Thursday, February 17, 2011

Lawsuit against Fisher Investments a possible indicator that more investment lawsuits and arbitration claims against financial advisers may be in the works

Earlier this month, our securities fraud law firm published a blog post about a $1.2 million arbitration claim filed against Fisher Investments by a couple accusing the investment adviser of breach of fiduciary duty. Fisher Investments head Ken Fisher called the allegations “nonsense.”
He also brushed off claims made in an investment adviser lawsuit, this one filed in Houston federal court by investor Maurine Ford. The plaintiff contends that Fisher Investments is responsible for substantial losses sustained by a living trust that the firm began managing for her in June 2008. Before then, Lighthouse Capital Management LLP of Houston managed the trust. That is, until Fisher Investments purchased the client assets.

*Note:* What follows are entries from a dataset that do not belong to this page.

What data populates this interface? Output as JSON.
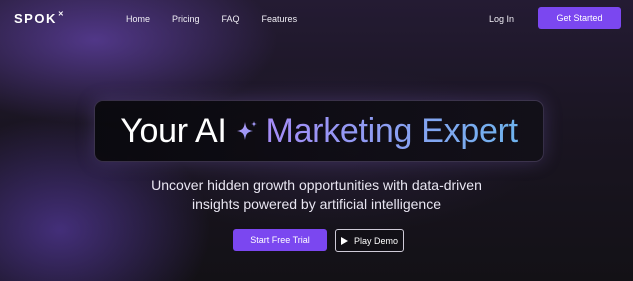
{
  "nav": {
    "logo": "SPOK",
    "logo_mark": "✕",
    "links": [
      "Home",
      "Pricing",
      "FAQ",
      "Features"
    ],
    "login_label": "Log In",
    "cta_label": "Get Started"
  },
  "hero": {
    "headline_part1": "Your AI",
    "headline_icon": "sparkle-icon",
    "headline_part2": "Marketing Expert",
    "subtitle_line1": "Uncover hidden growth opportunities with data-driven",
    "subtitle_line2": "insights powered by artificial intelligence",
    "primary_button": "Start Free Trial",
    "secondary_button": "Play Demo",
    "secondary_icon": "play-icon"
  },
  "colors": {
    "accent": "#7b47f0",
    "gradient_start": "#a58cf7",
    "gradient_end": "#6fb3ee",
    "background": "#131116"
  }
}
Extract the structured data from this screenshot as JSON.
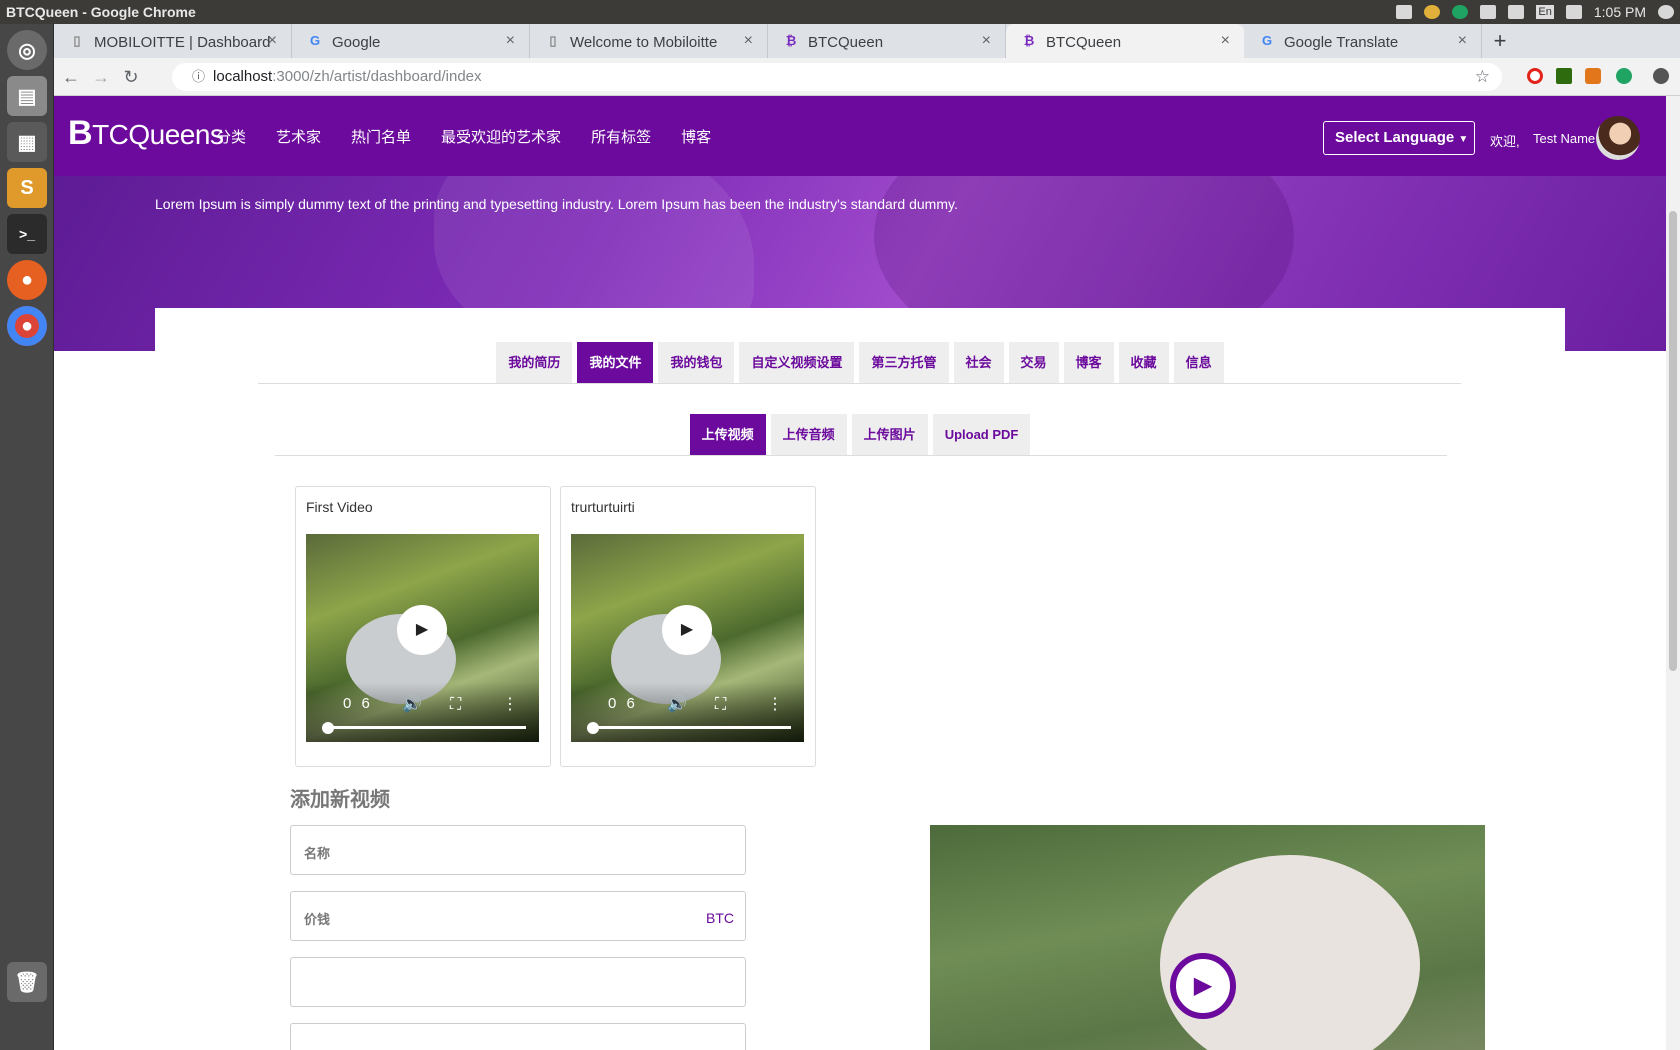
{
  "os": {
    "window_title": "BTCQueen - Google Chrome",
    "clock": "1:05 PM",
    "keyboard": "En"
  },
  "browser": {
    "tabs": [
      {
        "label": "MOBILOITTE | Dashboard"
      },
      {
        "label": "Google"
      },
      {
        "label": "Welcome to Mobiloitte"
      },
      {
        "label": "BTCQueen"
      },
      {
        "label": "BTCQueen"
      },
      {
        "label": "Google Translate"
      }
    ],
    "url_host": "localhost",
    "url_path": ":3000/zh/artist/dashboard/index"
  },
  "site": {
    "logo_b": "B",
    "logo_rest": "TCQueens",
    "menu": [
      "分类",
      "艺术家",
      "热门名单",
      "最受欢迎的艺术家",
      "所有标签",
      "博客"
    ],
    "language_button": "Select Language",
    "welcome": "欢迎,",
    "user_name": "Test Name",
    "hero_text": "Lorem Ipsum is simply dummy text of the printing and typesetting industry. Lorem Ipsum has been the industry's standard dummy."
  },
  "dashboard": {
    "main_tabs": [
      "我的简历",
      "我的文件",
      "我的钱包",
      "自定义视频设置",
      "第三方托管",
      "社会",
      "交易",
      "博客",
      "收藏",
      "信息"
    ],
    "active_main_tab": "我的文件",
    "sub_tabs": [
      "上传视频",
      "上传音频",
      "上传图片",
      "Upload PDF"
    ],
    "active_sub_tab": "上传视频",
    "videos": [
      {
        "title": "First Video",
        "time": "0 6"
      },
      {
        "title": "trurturtuirti",
        "time": "0 6"
      }
    ],
    "add_title": "添加新视频",
    "fields": {
      "name_label": "名称",
      "price_label": "价钱",
      "price_suffix": "BTC"
    }
  }
}
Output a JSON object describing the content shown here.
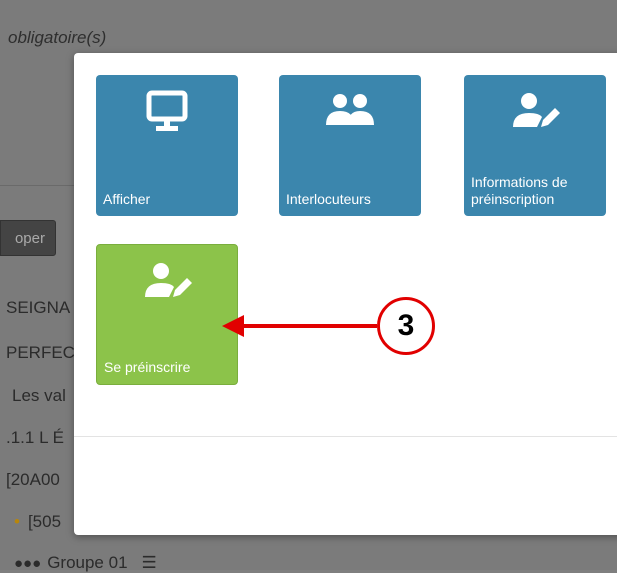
{
  "background": {
    "title": "obligatoire(s)",
    "button_label": "oper",
    "lines": [
      "SEIGNA",
      "PERFEC",
      "Les val",
      ".1.1 L É",
      "[20A00",
      "[505"
    ],
    "group_label": "Groupe 01"
  },
  "modal": {
    "tiles": [
      {
        "label": "Afficher",
        "icon": "monitor-icon",
        "color": "#3b86ad"
      },
      {
        "label": "Interlocuteurs",
        "icon": "users-icon",
        "color": "#3b86ad"
      },
      {
        "label": "Informations de préinscription",
        "icon": "user-edit-icon",
        "color": "#3b86ad"
      },
      {
        "label": "Se préinscrire",
        "icon": "user-edit-icon",
        "color": "#8cc34a"
      }
    ]
  },
  "annotation": {
    "step_number": "3",
    "color": "#e10000"
  }
}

According to Ford’s complaint, the asset allocation in the trust’s account when it was transferred to Fisher Investments was 27% cash, 41% equities, and 32% fixed income. She contends that Fisher Investments recommended that the plaintiff reallocate the portfolio so that 100% would be invested in equities.
The $1.2 million investment advisor arbitration claim, filed in Georgia by Michelle and Brent Murphy, accuses Fisher Investments of keeping nearly 100% of the senior couple's investments in equities despite the market collapse that was taking place.
Mr. Fisher maintains that both cases against his firm are going to hit concrete walls. He has called the lawyers handling both cases “incompetent” and said that the clients “will be sorry in the end” for paying for legal fees when they end up empty-handed.
In response to Fisher’s claims, Stockbroker Fraud Attorney William Shepherd says, “While it is true that attorneys not accustomed to handling investors’ claims are indeed not competent to handle such cases, Mr. Fisher may discover that all lawyers are not incompetent in this area of the law. Investors who hire a legal team that has handled hundreds – or even thousands - of claims by investors, such as our firm, very well may surprise Fisher. We look forward to providing him with that learning experience.” Mr. Shepherd is the founder of securities fraud law firm Shepherd Smith Edwards and Kantas, LLP.
Following the majority of past market collapses, investors were most likely to try recouping their investment losses from broker-dealers and stockbrokers. Industry experts, however, are anticipating that this time around, investors may also seek to get their money back by filing lawsuits and arbitration claims against liable financial advisers.